CSS glossary entries for ‘Z’

z-axis
In CSS, ‘layout boxes’ are positioned on three axes: the ‘x-axis’ the ‘y-axis’ and the ‘z-axis’. The x-axis runs horizontally across the screen, the y-axis runs vertically down the screen, and the z-axis runs from the screen towards the user and away from them, i.e. the z-axis gives the impression of a 3rd dimension on what are materially 2-dimensional screens. The z-axis is used for displaying layers and for giving a sense of ‘perspective’ in 3D ‘transforms’.
z-index
The z-index property is a CSS property which sets the position of a CSS ‘layout box’ on the ‘z-axis’ of a visual display, i.e. on given layer nearer to, or further away from, the viewer. z-index values are integers (positive or negative) indicating a level above or below the layer (z-index:0) on which ‘normal flow’ content is rendered by default.

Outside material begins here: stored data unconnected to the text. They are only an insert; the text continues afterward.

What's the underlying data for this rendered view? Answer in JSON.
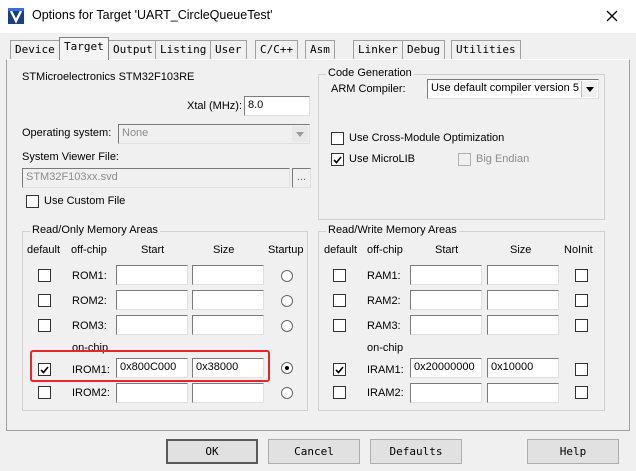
{
  "window": {
    "title": "Options for Target 'UART_CircleQueueTest'"
  },
  "tabs": [
    {
      "label": "Device"
    },
    {
      "label": "Target"
    },
    {
      "label": "Output"
    },
    {
      "label": "Listing"
    },
    {
      "label": "User"
    },
    {
      "label": "C/C++"
    },
    {
      "label": "Asm"
    },
    {
      "label": "Linker"
    },
    {
      "label": "Debug"
    },
    {
      "label": "Utilities"
    }
  ],
  "active_tab": "Target",
  "target": {
    "device_name": "STMicroelectronics STM32F103RE",
    "xtal_label": "Xtal (MHz):",
    "xtal_value": "8.0",
    "os_label": "Operating system:",
    "os_value": "None",
    "svd_label": "System Viewer File:",
    "svd_value": "STM32F103xx.svd",
    "browse_label": "...",
    "custom_file_label": "Use Custom File"
  },
  "codegen": {
    "legend": "Code Generation",
    "compiler_label": "ARM Compiler:",
    "compiler_value": "Use default compiler version 5",
    "cross_module_label": "Use Cross-Module Optimization",
    "microlib_label": "Use MicroLIB",
    "big_endian_label": "Big Endian"
  },
  "rom": {
    "legend": "Read/Only Memory Areas",
    "headers": {
      "default": "default",
      "offchip": "off-chip",
      "start": "Start",
      "size": "Size",
      "startup": "Startup"
    },
    "onchip_label": "on-chip",
    "rows": [
      {
        "name": "ROM1:",
        "start": "",
        "size": "",
        "default": false,
        "startup": false
      },
      {
        "name": "ROM2:",
        "start": "",
        "size": "",
        "default": false,
        "startup": false
      },
      {
        "name": "ROM3:",
        "start": "",
        "size": "",
        "default": false,
        "startup": false
      },
      {
        "name": "IROM1:",
        "start": "0x800C000",
        "size": "0x38000",
        "default": true,
        "startup": true
      },
      {
        "name": "IROM2:",
        "start": "",
        "size": "",
        "default": false,
        "startup": false
      }
    ]
  },
  "ram": {
    "legend": "Read/Write Memory Areas",
    "headers": {
      "default": "default",
      "offchip": "off-chip",
      "start": "Start",
      "size": "Size",
      "noinit": "NoInit"
    },
    "onchip_label": "on-chip",
    "rows": [
      {
        "name": "RAM1:",
        "start": "",
        "size": "",
        "default": false
      },
      {
        "name": "RAM2:",
        "start": "",
        "size": "",
        "default": false
      },
      {
        "name": "RAM3:",
        "start": "",
        "size": "",
        "default": false
      },
      {
        "name": "IRAM1:",
        "start": "0x20000000",
        "size": "0x10000",
        "default": true
      },
      {
        "name": "IRAM2:",
        "start": "",
        "size": "",
        "default": false
      }
    ]
  },
  "buttons": {
    "ok": "OK",
    "cancel": "Cancel",
    "defaults": "Defaults",
    "help": "Help"
  },
  "colors": {
    "highlight": "#e8262a",
    "dialog_bg": "#f0f0f0"
  }
}
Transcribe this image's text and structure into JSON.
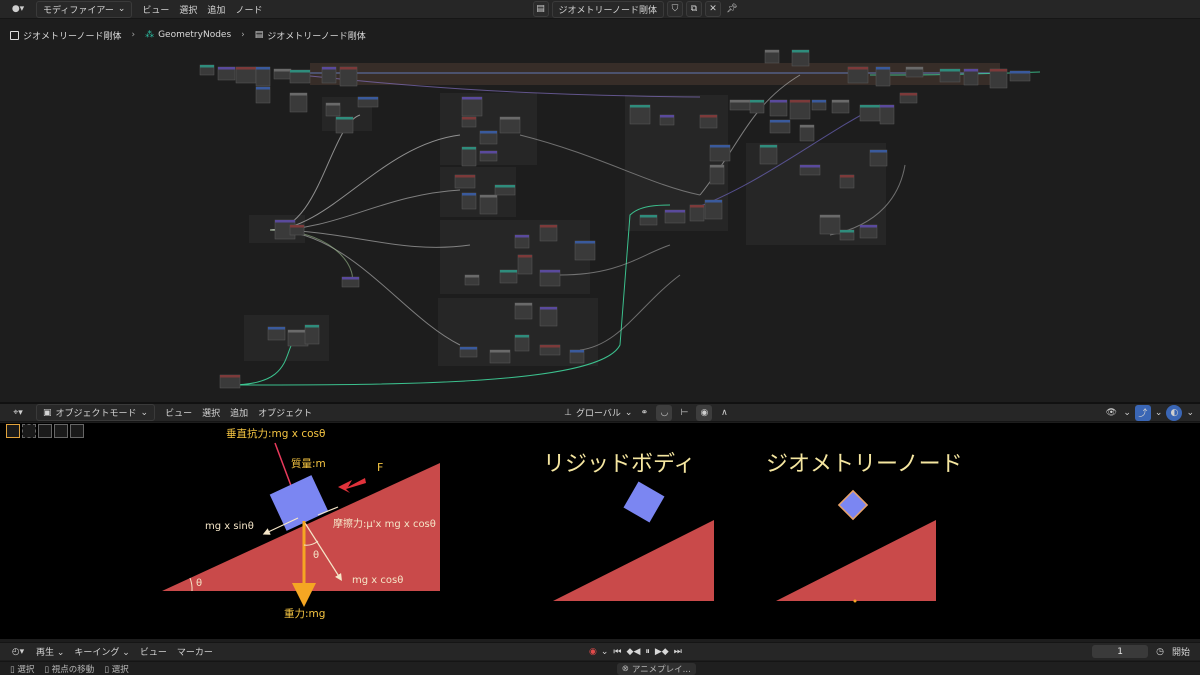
{
  "top_header": {
    "editor_mode": "モディファイアー",
    "menus": [
      "ビュー",
      "選択",
      "追加",
      "ノード"
    ],
    "node_tree_name": "ジオメトリーノード剛体"
  },
  "breadcrumb": {
    "items": [
      "ジオメトリーノード剛体",
      "GeometryNodes",
      "ジオメトリーノード剛体"
    ]
  },
  "viewport_header": {
    "mode": "オブジェクトモード",
    "menus": [
      "ビュー",
      "選択",
      "追加",
      "オブジェクト"
    ],
    "transform_orientation": "グローバル"
  },
  "diagram": {
    "normal_force": "垂直抗力:mg x cosθ",
    "mass": "質量:m",
    "force": "F",
    "sin_component": "mg x sinθ",
    "friction": "摩擦力:μ'x mg x cosθ",
    "theta_top": "θ",
    "cos_component": "mg x cosθ",
    "theta_base": "θ",
    "gravity": "重力:mg"
  },
  "examples": {
    "rigid_body_title": "リジッドボディ",
    "geometry_node_title": "ジオメトリーノード"
  },
  "colors": {
    "slope": "#c94a4a",
    "box": "#7b86f2",
    "label_gold": "#f5c542",
    "arrow_red": "#e0323b",
    "normal_line": "#e83a5c"
  },
  "timeline_header": {
    "playback": "再生",
    "keying": "キーイング",
    "menus": [
      "ビュー",
      "マーカー"
    ],
    "current_frame": "1",
    "start_label": "開始"
  },
  "status_bar": {
    "items": [
      "選択",
      "視点の移動",
      "選択"
    ],
    "notification": "アニメプレイ..."
  }
}
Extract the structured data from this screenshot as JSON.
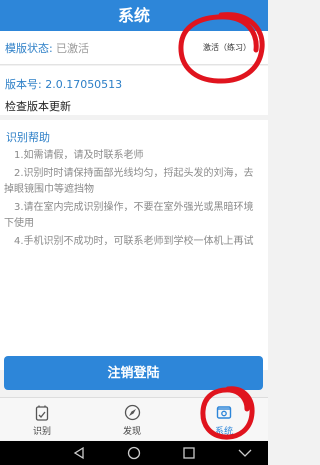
{
  "header": {
    "title": "系统"
  },
  "mode": {
    "label": "模版状态:",
    "value": "已激活",
    "action": "激活（练习）"
  },
  "version": {
    "label": "版本号: 2.0.17050513",
    "check_update": "检查版本更新"
  },
  "help": {
    "title": "识别帮助",
    "items": [
      "1.如需请假，请及时联系老师",
      "2.识别时时请保持面部光线均匀，捋起头发的刘海，去掉眼镜围巾等遮挡物",
      "3.请在室内完成识别操作，不要在室外强光或黑暗环境下使用",
      "4.手机识别不成功时，可联系老师到学校一体机上再试"
    ]
  },
  "logout_label": "注销登陆",
  "tabs": [
    {
      "label": "识别",
      "icon": "recognize-icon"
    },
    {
      "label": "发现",
      "icon": "compass-icon"
    },
    {
      "label": "系统",
      "icon": "system-icon",
      "active": true
    }
  ],
  "colors": {
    "accent": "#2d86d9",
    "annotation": "#e0141e"
  }
}
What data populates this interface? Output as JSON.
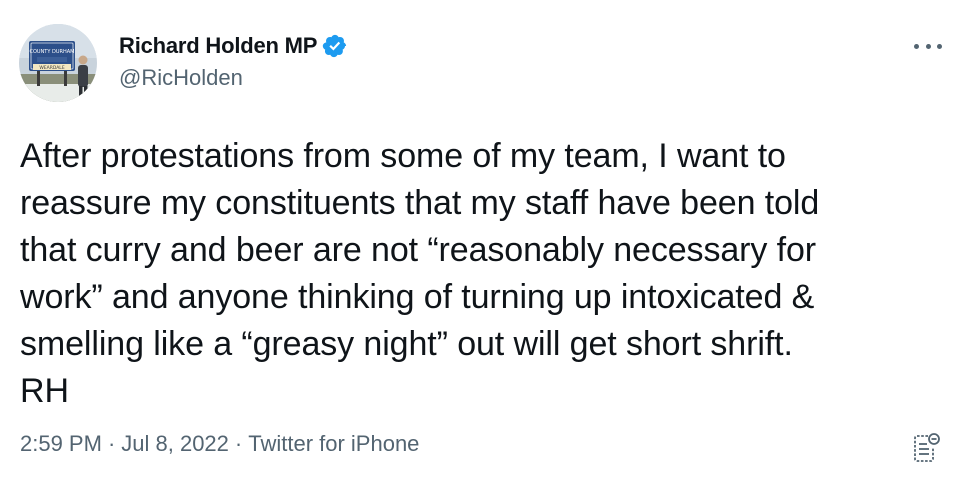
{
  "tweet": {
    "author": {
      "display_name": "Richard Holden MP",
      "handle": "@RicHolden",
      "verified": true,
      "avatar_sign_text": "COUNTY DURHAM",
      "avatar_sign_lower": "WEARDALE"
    },
    "text": "After protestations from some of my team, I want to\nreassure my constituents that my staff have been told\nthat curry and beer are not “reasonably necessary for\nwork” and anyone thinking of turning up intoxicated &\nsmelling like a “greasy night” out will get short shrift.\nRH",
    "time": "2:59 PM",
    "date": "Jul 8, 2022",
    "separator": "·",
    "source": "Twitter for iPhone"
  },
  "icons": {
    "more": "more-options-icon",
    "verified": "verified-badge-icon",
    "analytics": "tweet-analytics-icon"
  },
  "colors": {
    "text_primary": "#0f1419",
    "text_secondary": "#536471",
    "verified_blue": "#1d9bf0",
    "background": "#ffffff"
  }
}
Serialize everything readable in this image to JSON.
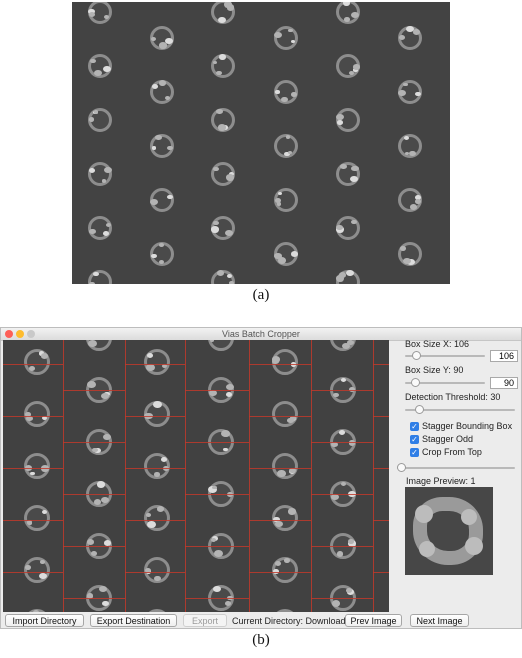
{
  "figure": {
    "caption_a": "(a)",
    "caption_b": "(b)"
  },
  "window": {
    "title": "Vias Batch Cropper"
  },
  "controls": {
    "box_size_x": {
      "label": "Box Size X: 106",
      "value": "106",
      "level": 0.1
    },
    "box_size_y": {
      "label": "Box Size Y: 90",
      "value": "90",
      "level": 0.08
    },
    "detection_threshold": {
      "label": "Detection Threshold: 30",
      "level": 0.1
    },
    "checkboxes": [
      {
        "label": "Stagger Bounding Box",
        "checked": true
      },
      {
        "label": "Stagger Odd",
        "checked": true
      },
      {
        "label": "Crop From Top",
        "checked": true
      }
    ],
    "image_slider_level": 0.0,
    "image_preview_label": "Image Preview: 1"
  },
  "bottom_bar": {
    "import_directory": "Import Directory",
    "export_destination": "Export Destination",
    "export": "Export",
    "current_directory": "Current Directory: Downloads",
    "prev_image": "Prev Image",
    "next_image": "Next Image"
  },
  "colors": {
    "micrograph_bg": "#434343",
    "grid_line": "#c0392b",
    "checkbox_blue": "#2f7ee6"
  }
}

Layout boxes are nested, so a layout box with a z-index of 10 can appear below a layout box with a z-index of 2, if any of the first box's ancestors have z-index lower than 2.
zoom
In CSS, the word zoom has different meanings depending on context. In a broad sense, it refers to the capability of browsers to do ‘full page zoom’ and ‘text-only zoom’ or to the tendency for mobile browsers to invoke ‘auto-zoom’. In the narrowest sense, it refers to Microsoft's non-standard zoom property. That property is primarily used by CSS designers to set and reset another non-standard ‘Internet Explorer’ property known as hasLayout. Although the incredibly troublesome ‘hasLayout’ property is no longer easy to set by inadvertently, it still lurks in the ‘compatibility modes’ of recent versions of IE.